Delaware Supreme Court Addresses Confidentiality of Corporate Books and Records in Statutory Inspections

On August 7, 2019, the Supreme Court of Delaware issued an opinion making clear that  no presumption exists under Delaware law that the corporate books and records a stockholder inspects pursuant to 8 Del. C. 220 will be entitled to confidentiality restrictions.  That said, the Supreme Court also made clear that the Court of Chancery remains fully empowered to condition statutory inspections of corporate books and records on the entry of a reasonable confidentiality order, and expressed its expectation that “the targets of Section 220 demands will often be able to demonstrate that some degree of confidentiality is warranted where they are asked to produce nonpublic information” for inspection.

In Tiger v. Boast Apparel, Inc. (a/k/a BAI Capital Holdings, Inc.), No. 23, 2019 (Aug. 7, 2019), the Supreme Court affirmed the Court of Chancery’s entry of a confidentiality order governing an inspection of books and records pursuant to Section 220 of the DGCL as being within the “range of reasonableness” for such restrictions.  It disagreed, however, with the trial court’s “formulation of the principles governing confidentiality in the Section 220 inspection context . . . .”

First, as noted above, the Supreme Court rejected the notion that the books and records of a corporation subject to a statutory inspection demand were entitled to a presumption of confidentiality.  This clarification by the Supreme Court countered what it found to be a recent trend in Court of Chancery decisions applying such a presumption that appeared based–either directly or indirectly–on an insecure foundation of earlier case law and/or reference to a widely-regarded treatise on Delaware corporate law.  The Supreme Court reiterated that the Court of Chancery retained the discretion to determine whether confidentiality restrictions are appropriate in a given case, and in exercising that discretion, “must assess and compare the benefits and harms when determining the initial degree and duration of confidentiality.”

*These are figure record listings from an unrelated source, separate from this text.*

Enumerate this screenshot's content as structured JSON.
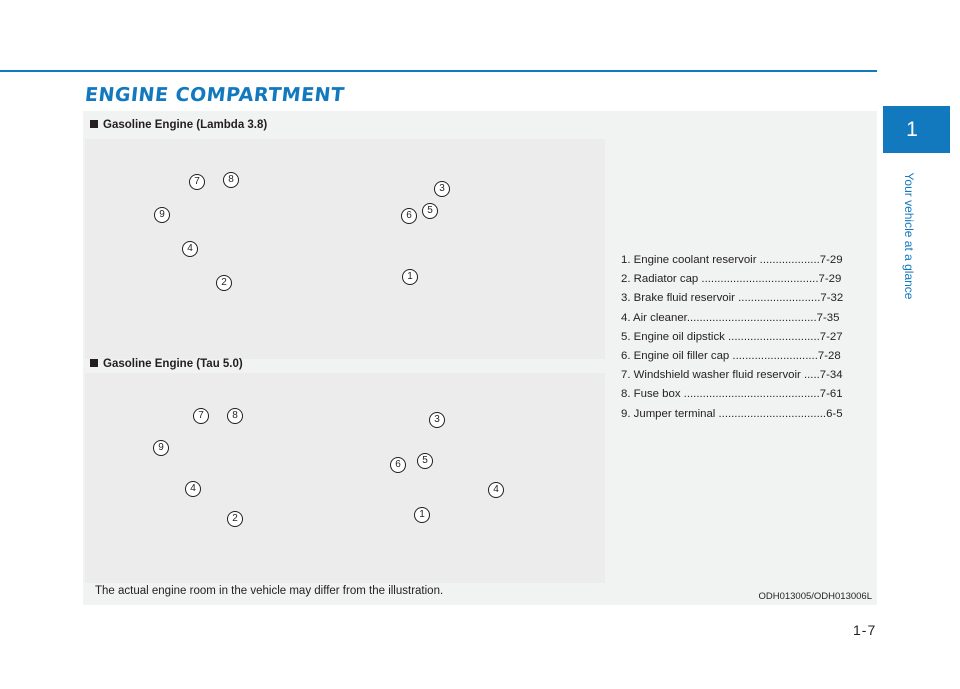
{
  "header": {
    "title": "ENGINE COMPARTMENT"
  },
  "sections": [
    {
      "label": "Gasoline Engine (Lambda 3.8)"
    },
    {
      "label": "Gasoline Engine (Tau 5.0)"
    }
  ],
  "callouts_top": [
    "7",
    "8",
    "3",
    "9",
    "6",
    "5",
    "4",
    "2",
    "1"
  ],
  "callouts_bottom": [
    "7",
    "8",
    "3",
    "9",
    "6",
    "5",
    "4",
    "4",
    "2",
    "1"
  ],
  "legend": [
    "1. Engine coolant reservoir ...................7-29",
    "2. Radiator cap .....................................7-29",
    "3. Brake fluid reservoir ..........................7-32",
    "4. Air cleaner.........................................7-35",
    "5. Engine oil dipstick .............................7-27",
    "6. Engine oil filler cap ...........................7-28",
    "7. Windshield washer fluid reservoir .....7-34",
    "8. Fuse box ...........................................7-61",
    "9. Jumper terminal ..................................6-5"
  ],
  "disclaimer": "The actual engine room in the vehicle may differ from the illustration.",
  "ref_code": "ODH013005/ODH013006L",
  "side_tab": {
    "chapter": "1",
    "text": "Your vehicle at a glance"
  },
  "page_number": "1-7",
  "colors": {
    "accent": "#1279be",
    "panel": "#f1f2f2"
  }
}
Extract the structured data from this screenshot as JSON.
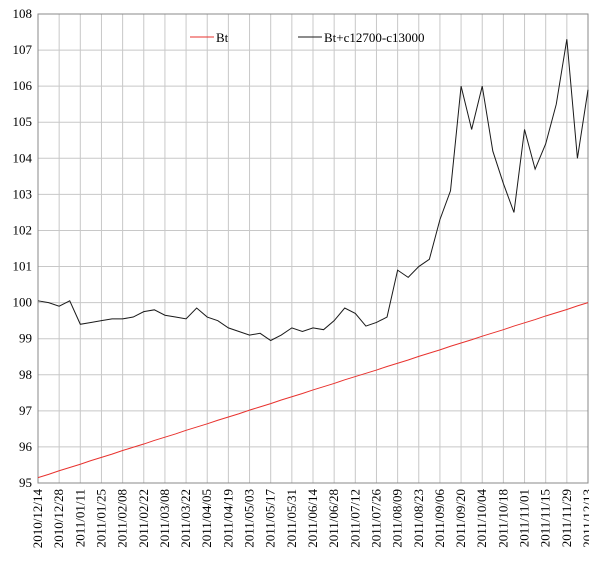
{
  "chart_data": {
    "type": "line",
    "categories": [
      "2010/12/14",
      null,
      "2010/12/28",
      null,
      "2011/01/11",
      null,
      "2011/01/25",
      null,
      "2011/02/08",
      null,
      "2011/02/22",
      null,
      "2011/03/08",
      null,
      "2011/03/22",
      null,
      "2011/04/05",
      null,
      "2011/04/19",
      null,
      "2011/05/03",
      null,
      "2011/05/17",
      null,
      "2011/05/31",
      null,
      "2011/06/14",
      null,
      "2011/06/28",
      null,
      "2011/07/12",
      null,
      "2011/07/26",
      null,
      "2011/08/09",
      null,
      "2011/08/23",
      null,
      "2011/09/06",
      null,
      "2011/09/20",
      null,
      "2011/10/04",
      null,
      "2011/10/18",
      null,
      "2011/11/01",
      null,
      "2011/11/15",
      null,
      "2011/11/29",
      null,
      "2011/12/13"
    ],
    "series": [
      {
        "name": "Bt",
        "color": "#e8322e",
        "values": [
          95.15,
          95.24,
          95.34,
          95.43,
          95.52,
          95.62,
          95.71,
          95.8,
          95.9,
          95.99,
          96.08,
          96.18,
          96.27,
          96.36,
          96.46,
          96.55,
          96.64,
          96.74,
          96.83,
          96.92,
          97.02,
          97.11,
          97.2,
          97.3,
          97.39,
          97.48,
          97.58,
          97.67,
          97.76,
          97.86,
          97.95,
          98.04,
          98.13,
          98.23,
          98.32,
          98.41,
          98.51,
          98.6,
          98.69,
          98.79,
          98.88,
          98.97,
          99.07,
          99.16,
          99.25,
          99.35,
          99.44,
          99.53,
          99.63,
          99.72,
          99.81,
          99.91,
          100.0
        ]
      },
      {
        "name": "Bt+c12700-c13000",
        "color": "#1a1a1a",
        "values": [
          100.05,
          100.0,
          99.9,
          100.05,
          99.4,
          99.45,
          99.5,
          99.55,
          99.55,
          99.6,
          99.75,
          99.8,
          99.65,
          99.6,
          99.55,
          99.85,
          99.6,
          99.5,
          99.3,
          99.2,
          99.1,
          99.15,
          98.95,
          99.1,
          99.3,
          99.2,
          99.3,
          99.25,
          99.5,
          99.85,
          99.7,
          99.35,
          99.45,
          99.6,
          100.9,
          100.7,
          101.0,
          101.2,
          102.3,
          103.1,
          106.0,
          104.8,
          106.0,
          104.2,
          103.3,
          102.5,
          104.8,
          103.7,
          104.4,
          105.5,
          107.3,
          104.0,
          105.9
        ]
      }
    ],
    "ylim": [
      95,
      108
    ],
    "yticks": [
      95,
      96,
      97,
      98,
      99,
      100,
      101,
      102,
      103,
      104,
      105,
      106,
      107,
      108
    ],
    "grid": true,
    "legend": "top"
  }
}
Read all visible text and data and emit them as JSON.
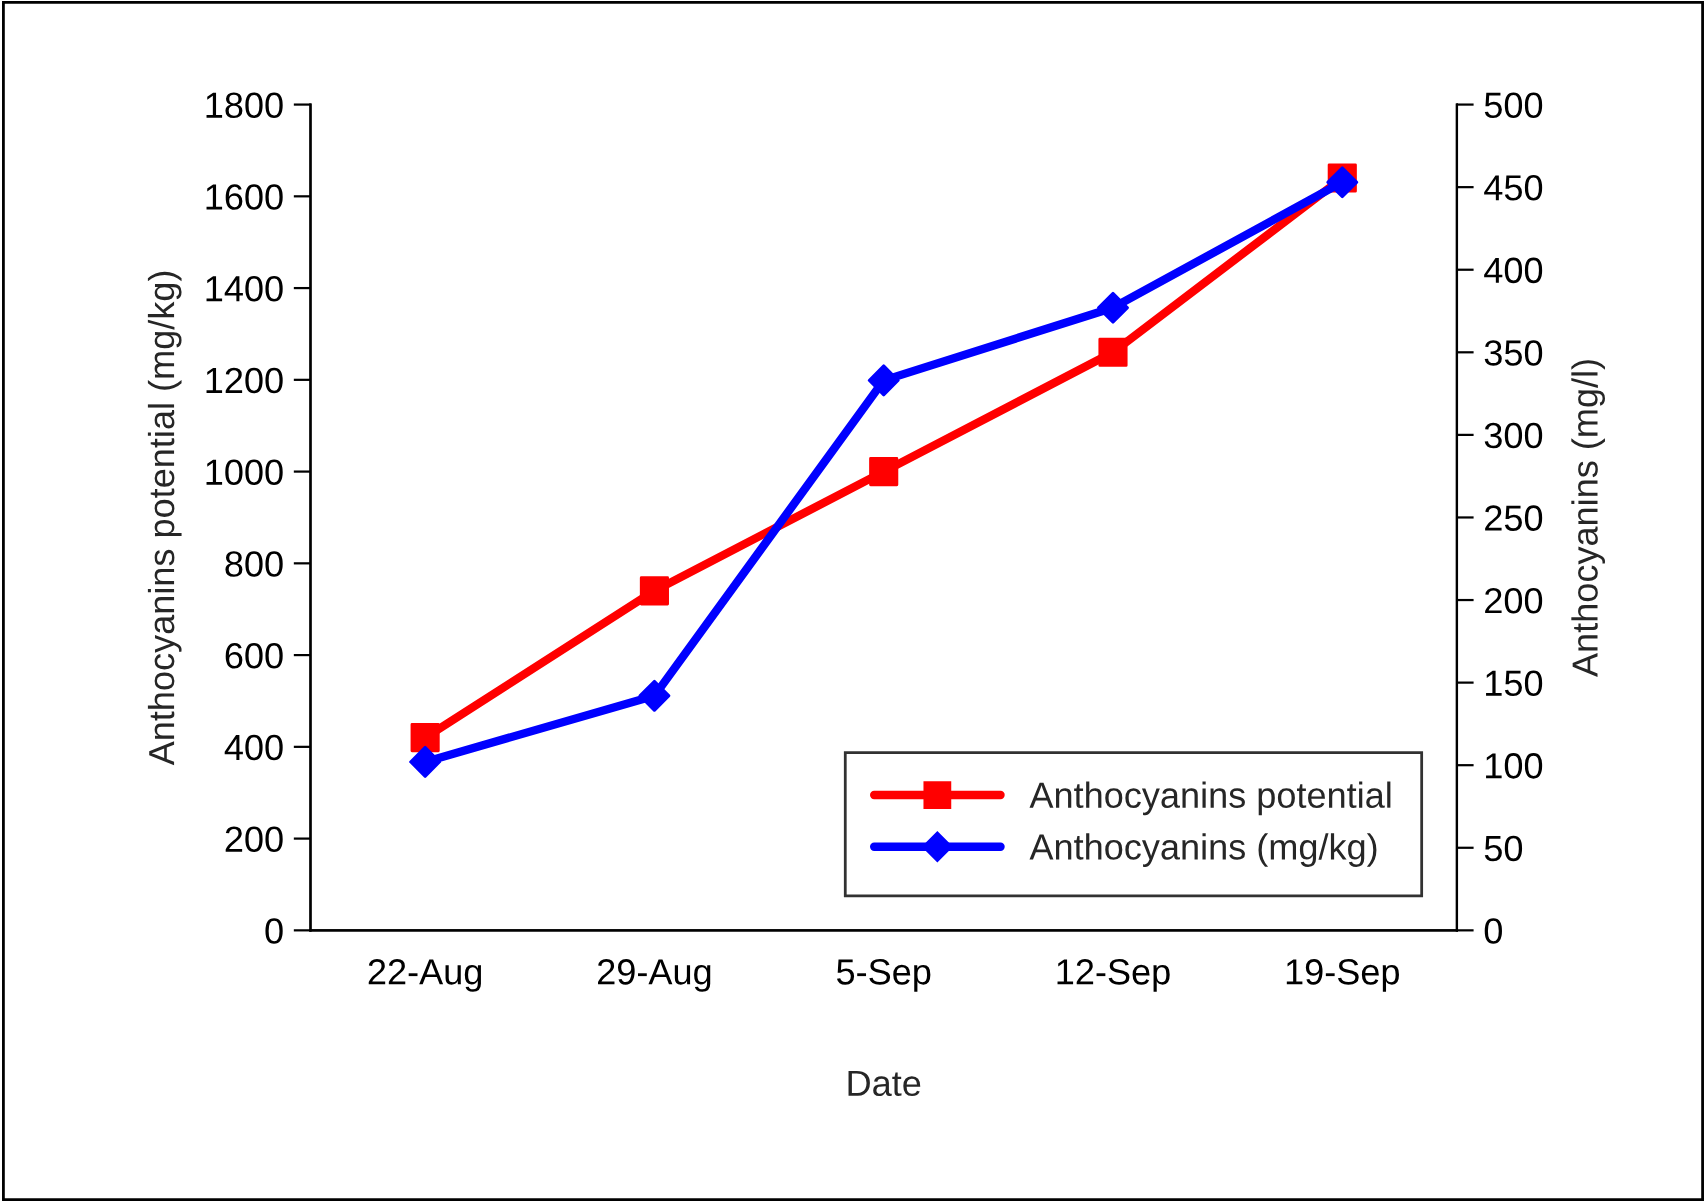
{
  "chart_data": {
    "type": "line",
    "xlabel": "Date",
    "ylabel": "Anthocyanins potential (mg/kg)",
    "y2label": "Anthocyanins (mg/l)",
    "categories": [
      "22-Aug",
      "29-Aug",
      "5-Sep",
      "12-Sep",
      "19-Sep"
    ],
    "series": [
      {
        "name": "Anthocyanins potential",
        "color": "#ff0000",
        "marker": "square",
        "values": [
          420,
          740,
          1000,
          1260,
          1640
        ]
      },
      {
        "name": "Anthocyanins (mg/kg)",
        "color": "#0000ff",
        "marker": "diamond",
        "axis": "y2",
        "values": [
          102,
          142,
          333,
          377,
          453
        ]
      }
    ],
    "ylim": [
      0,
      1800
    ],
    "yticks": [
      0,
      200,
      400,
      600,
      800,
      1000,
      1200,
      1400,
      1600,
      1800
    ],
    "y2lim": [
      0,
      500
    ],
    "y2ticks": [
      0,
      50,
      100,
      150,
      200,
      250,
      300,
      350,
      400,
      450,
      500
    ],
    "grid": false,
    "legend": "bottom right"
  }
}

Second, the Supreme Court held that when addressing the duration of confidentiality restrictions, “an indefinite period of confidentiality protection should be the exception and not the rule,” and that a stockholder need not demonstrate “exigent circumstances” in order for the court to grant such restrictions for a time period shorter than indefinite confidentiality.

As the Supreme Court notes in a footnote, this opinion is not unlike another recent ruling of the Court in which it “rejected the notion that jurisdictional use restrictions were a ‘norm’ in Section 220 production agreements.”  The takeaway from this recent Section 220 jurisprudence is that stockholders and corporations retain wide latitude in negotiating the terms of a statutory inspection, and should the Court of Chancery become involved, it retains broad discretion in imposing reasonable restrictions and conditions on such a statutory inspection.